Omic Data Analysis Using Network Science

updated at: published at:

Date: 12 November

Time: 18.00

Speaker: Hasan H. Otu, Ph.D. Professor of Electrical and Computer Engineering University of Nebraska–Lincoln

Over the past 20+ years, with the availability of genomic sequences, high throughput technologies have been used to gauge omics levels in biological systems. Typical data types include transcriptomics, genomics (or genotyping), and proteomics that measure/identify gene expression levels, DNA sequence/variations, and protein abundance. From a life science perspective such big data are best analyzed and explained within the context of networks. In particular, we are interested in two questions: (i) given high throughput biological data (HTBD), which known pathways best explain the observed data, (ii) given HTBD, what are the interaction networks that can be deduced? In this talk I will give an overview of the field of Bioinformatics, establish a workflow for omics data analysis, and describe two methods that use probabilistic graph representations to answer the posed questions. Click to join.

About the Speaker:

Hasan H. Otu obtained his B.S. degree in 1996 and his M.S. degree in 1997, both from Bogazici University, Department of Electrical and Electronics Engineering.
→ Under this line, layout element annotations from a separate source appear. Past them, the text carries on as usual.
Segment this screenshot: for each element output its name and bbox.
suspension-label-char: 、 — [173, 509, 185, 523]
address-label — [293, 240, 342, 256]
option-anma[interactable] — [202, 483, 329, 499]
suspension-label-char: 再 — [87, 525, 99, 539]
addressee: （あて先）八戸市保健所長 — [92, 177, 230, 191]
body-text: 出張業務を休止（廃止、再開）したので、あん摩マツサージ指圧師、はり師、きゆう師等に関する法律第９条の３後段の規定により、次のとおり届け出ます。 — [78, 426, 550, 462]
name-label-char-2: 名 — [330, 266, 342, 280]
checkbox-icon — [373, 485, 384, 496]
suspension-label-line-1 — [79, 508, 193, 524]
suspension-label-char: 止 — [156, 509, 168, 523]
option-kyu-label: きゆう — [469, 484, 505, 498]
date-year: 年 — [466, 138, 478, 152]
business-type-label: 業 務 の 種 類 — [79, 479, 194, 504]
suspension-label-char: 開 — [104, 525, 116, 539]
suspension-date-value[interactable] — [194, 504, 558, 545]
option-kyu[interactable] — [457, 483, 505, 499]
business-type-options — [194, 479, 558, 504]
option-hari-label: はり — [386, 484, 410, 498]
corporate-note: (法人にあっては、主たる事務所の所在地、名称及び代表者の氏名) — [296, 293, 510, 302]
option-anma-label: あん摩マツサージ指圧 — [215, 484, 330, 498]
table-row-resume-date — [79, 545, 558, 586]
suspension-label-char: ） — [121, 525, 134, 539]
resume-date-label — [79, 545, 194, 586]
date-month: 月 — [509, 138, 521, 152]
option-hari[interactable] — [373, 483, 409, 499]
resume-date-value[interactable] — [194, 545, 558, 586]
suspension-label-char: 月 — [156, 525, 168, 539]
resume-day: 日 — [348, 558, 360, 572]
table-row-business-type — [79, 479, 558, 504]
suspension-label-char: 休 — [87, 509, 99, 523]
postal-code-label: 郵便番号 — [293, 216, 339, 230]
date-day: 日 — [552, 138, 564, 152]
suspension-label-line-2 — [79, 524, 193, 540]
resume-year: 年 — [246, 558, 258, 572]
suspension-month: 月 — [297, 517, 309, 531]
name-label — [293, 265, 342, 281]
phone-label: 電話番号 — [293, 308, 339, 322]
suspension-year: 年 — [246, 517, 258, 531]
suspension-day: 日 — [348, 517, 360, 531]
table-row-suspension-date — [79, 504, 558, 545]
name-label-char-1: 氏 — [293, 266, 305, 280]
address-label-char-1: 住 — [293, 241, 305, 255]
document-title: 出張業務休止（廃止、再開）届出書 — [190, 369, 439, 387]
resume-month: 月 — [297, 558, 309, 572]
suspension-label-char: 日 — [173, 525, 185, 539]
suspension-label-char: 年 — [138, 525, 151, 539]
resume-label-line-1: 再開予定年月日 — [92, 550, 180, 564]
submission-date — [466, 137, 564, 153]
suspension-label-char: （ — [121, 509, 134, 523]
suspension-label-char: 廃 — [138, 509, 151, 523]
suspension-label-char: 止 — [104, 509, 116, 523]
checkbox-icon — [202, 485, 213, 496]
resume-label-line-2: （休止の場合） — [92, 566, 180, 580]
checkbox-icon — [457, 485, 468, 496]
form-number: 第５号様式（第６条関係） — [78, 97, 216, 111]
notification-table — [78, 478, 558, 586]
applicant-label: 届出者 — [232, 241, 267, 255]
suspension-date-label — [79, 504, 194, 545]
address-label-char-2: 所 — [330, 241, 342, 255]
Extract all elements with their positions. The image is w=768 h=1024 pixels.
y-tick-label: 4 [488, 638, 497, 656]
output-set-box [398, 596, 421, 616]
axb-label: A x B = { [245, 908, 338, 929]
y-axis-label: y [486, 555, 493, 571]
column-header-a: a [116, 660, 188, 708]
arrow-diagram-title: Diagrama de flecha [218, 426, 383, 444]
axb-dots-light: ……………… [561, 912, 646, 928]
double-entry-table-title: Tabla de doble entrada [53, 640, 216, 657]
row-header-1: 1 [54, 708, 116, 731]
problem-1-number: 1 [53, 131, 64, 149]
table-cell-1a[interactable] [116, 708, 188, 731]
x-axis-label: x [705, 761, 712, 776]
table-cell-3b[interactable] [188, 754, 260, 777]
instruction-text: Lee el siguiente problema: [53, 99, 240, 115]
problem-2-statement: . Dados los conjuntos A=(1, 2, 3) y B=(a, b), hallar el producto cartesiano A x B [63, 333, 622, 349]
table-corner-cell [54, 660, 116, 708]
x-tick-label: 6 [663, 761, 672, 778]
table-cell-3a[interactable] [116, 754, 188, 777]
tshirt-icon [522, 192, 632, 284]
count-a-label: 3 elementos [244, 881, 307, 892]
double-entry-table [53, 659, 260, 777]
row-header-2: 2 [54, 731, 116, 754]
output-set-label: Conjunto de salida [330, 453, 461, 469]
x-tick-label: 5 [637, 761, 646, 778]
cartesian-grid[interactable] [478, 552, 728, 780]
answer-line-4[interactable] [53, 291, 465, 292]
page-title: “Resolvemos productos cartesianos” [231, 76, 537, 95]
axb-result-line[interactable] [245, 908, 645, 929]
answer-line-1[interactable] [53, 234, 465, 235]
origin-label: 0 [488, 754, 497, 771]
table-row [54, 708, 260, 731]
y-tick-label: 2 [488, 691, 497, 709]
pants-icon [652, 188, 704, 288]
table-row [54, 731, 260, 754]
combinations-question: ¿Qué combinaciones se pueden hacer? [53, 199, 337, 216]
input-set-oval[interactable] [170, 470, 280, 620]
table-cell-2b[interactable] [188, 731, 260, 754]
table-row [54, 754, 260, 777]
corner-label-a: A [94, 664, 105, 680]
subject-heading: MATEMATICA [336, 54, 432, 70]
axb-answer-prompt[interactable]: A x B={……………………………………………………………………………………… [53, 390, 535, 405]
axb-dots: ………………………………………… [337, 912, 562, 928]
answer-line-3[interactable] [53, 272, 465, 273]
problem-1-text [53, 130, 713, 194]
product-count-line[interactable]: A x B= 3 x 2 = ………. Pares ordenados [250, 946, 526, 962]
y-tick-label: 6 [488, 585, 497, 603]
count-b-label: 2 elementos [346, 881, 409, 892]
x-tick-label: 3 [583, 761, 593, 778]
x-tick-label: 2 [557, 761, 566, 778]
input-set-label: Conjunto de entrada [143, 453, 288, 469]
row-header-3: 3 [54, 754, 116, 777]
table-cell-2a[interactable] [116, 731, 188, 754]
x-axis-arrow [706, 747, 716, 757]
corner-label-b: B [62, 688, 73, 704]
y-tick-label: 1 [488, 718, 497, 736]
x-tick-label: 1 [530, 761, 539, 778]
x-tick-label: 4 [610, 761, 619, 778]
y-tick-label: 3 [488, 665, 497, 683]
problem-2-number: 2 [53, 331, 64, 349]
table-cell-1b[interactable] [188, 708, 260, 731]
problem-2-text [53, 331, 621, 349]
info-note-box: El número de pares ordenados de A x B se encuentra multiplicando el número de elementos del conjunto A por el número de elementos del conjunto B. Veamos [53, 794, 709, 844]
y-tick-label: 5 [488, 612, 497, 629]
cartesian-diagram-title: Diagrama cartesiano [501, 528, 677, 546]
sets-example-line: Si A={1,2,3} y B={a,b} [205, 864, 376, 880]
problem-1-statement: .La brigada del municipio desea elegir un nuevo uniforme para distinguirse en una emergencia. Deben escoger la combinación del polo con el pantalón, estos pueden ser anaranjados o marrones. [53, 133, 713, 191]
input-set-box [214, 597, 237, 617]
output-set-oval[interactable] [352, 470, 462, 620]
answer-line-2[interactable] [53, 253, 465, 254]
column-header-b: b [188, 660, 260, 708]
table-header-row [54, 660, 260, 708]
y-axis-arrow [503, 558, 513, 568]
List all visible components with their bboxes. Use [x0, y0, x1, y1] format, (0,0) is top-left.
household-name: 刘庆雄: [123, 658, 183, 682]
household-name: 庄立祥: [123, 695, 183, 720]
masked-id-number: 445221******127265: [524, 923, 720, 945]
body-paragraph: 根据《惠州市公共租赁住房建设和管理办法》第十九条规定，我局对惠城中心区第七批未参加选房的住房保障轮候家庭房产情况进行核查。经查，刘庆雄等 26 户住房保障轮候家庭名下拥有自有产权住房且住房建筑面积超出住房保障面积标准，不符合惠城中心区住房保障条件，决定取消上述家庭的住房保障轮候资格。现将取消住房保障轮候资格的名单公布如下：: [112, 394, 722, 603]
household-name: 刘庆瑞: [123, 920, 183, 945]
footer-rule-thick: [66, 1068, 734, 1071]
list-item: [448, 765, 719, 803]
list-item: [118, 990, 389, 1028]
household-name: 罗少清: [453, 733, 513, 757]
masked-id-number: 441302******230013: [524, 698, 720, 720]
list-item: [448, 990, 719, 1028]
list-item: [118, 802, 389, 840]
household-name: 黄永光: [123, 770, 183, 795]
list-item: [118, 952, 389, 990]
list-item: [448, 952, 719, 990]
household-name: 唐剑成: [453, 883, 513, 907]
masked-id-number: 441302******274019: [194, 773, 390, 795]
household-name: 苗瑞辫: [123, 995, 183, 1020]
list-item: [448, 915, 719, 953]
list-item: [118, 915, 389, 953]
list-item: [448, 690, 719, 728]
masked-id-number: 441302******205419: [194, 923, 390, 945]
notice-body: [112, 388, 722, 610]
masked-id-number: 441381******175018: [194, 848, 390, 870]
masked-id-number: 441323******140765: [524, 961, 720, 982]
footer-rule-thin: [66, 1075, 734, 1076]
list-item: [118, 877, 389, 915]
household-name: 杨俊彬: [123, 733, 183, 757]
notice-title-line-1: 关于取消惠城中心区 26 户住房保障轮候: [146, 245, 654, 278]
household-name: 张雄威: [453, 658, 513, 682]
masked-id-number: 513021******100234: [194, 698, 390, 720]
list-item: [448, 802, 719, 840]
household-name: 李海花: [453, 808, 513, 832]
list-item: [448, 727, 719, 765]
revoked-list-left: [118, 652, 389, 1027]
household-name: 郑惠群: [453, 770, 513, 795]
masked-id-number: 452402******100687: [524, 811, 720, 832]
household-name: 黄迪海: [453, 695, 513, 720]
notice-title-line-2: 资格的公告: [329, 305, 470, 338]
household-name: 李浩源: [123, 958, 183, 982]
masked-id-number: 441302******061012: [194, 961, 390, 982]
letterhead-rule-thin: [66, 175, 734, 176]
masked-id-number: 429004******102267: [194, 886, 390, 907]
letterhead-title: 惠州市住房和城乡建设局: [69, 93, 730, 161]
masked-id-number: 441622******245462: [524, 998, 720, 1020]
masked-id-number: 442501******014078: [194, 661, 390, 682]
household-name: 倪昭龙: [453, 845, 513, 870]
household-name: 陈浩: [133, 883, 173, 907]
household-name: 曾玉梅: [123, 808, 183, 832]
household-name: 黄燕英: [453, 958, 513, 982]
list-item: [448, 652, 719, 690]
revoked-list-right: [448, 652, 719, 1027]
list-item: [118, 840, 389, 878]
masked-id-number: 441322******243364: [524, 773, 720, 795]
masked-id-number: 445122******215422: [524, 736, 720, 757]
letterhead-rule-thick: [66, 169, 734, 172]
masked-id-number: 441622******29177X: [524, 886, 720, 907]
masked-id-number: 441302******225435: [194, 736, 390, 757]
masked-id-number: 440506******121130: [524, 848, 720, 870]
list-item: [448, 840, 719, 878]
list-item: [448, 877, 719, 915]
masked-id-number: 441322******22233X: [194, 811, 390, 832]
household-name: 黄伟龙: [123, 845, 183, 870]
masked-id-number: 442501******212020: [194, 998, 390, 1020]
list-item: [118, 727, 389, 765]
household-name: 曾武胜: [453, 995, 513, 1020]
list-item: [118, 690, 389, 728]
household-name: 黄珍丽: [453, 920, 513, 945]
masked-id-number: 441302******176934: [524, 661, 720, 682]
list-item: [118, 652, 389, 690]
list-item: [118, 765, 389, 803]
In 2002, he graduated from the University of Nebraska-Lincoln with a Ph.D. in Electrical Engineering focusing on Bioinformatics. He has been a faculty member at Harvard Medical School (2003 - 2012), where he was a research fellow between 2002-2003. Dr. Otu is the founding director of Bioinformatics Core at Beth Israel Deaconess Medical Center, Harvard Medical School and Associate Director of Proteomics Core at Dana Farber Harvard Cancer Center. Between 2010-2013, Dr. Otu was the founding chair of the Department of Genetics and Bioengineering at Istanbul Bilgi University. Since 2013, Dr. Otu is a Professor of Electrical and Computer Engineering at the University of Nebraska-Lincoln. Dr. Otu’s research interests are in the area of Bioinformatics focusing on macromolecular sequence analysis, microarrays, biomarker discovery, genetic variations and systems biology, analyzing high throughput biological data within the context of networks. Dr. Otu has published over 70 journal articles and ~50 conference proceedings, which have received over 5,000 citations. Dr. Otu has written 5 book chapters and holds 6 U.S. patents.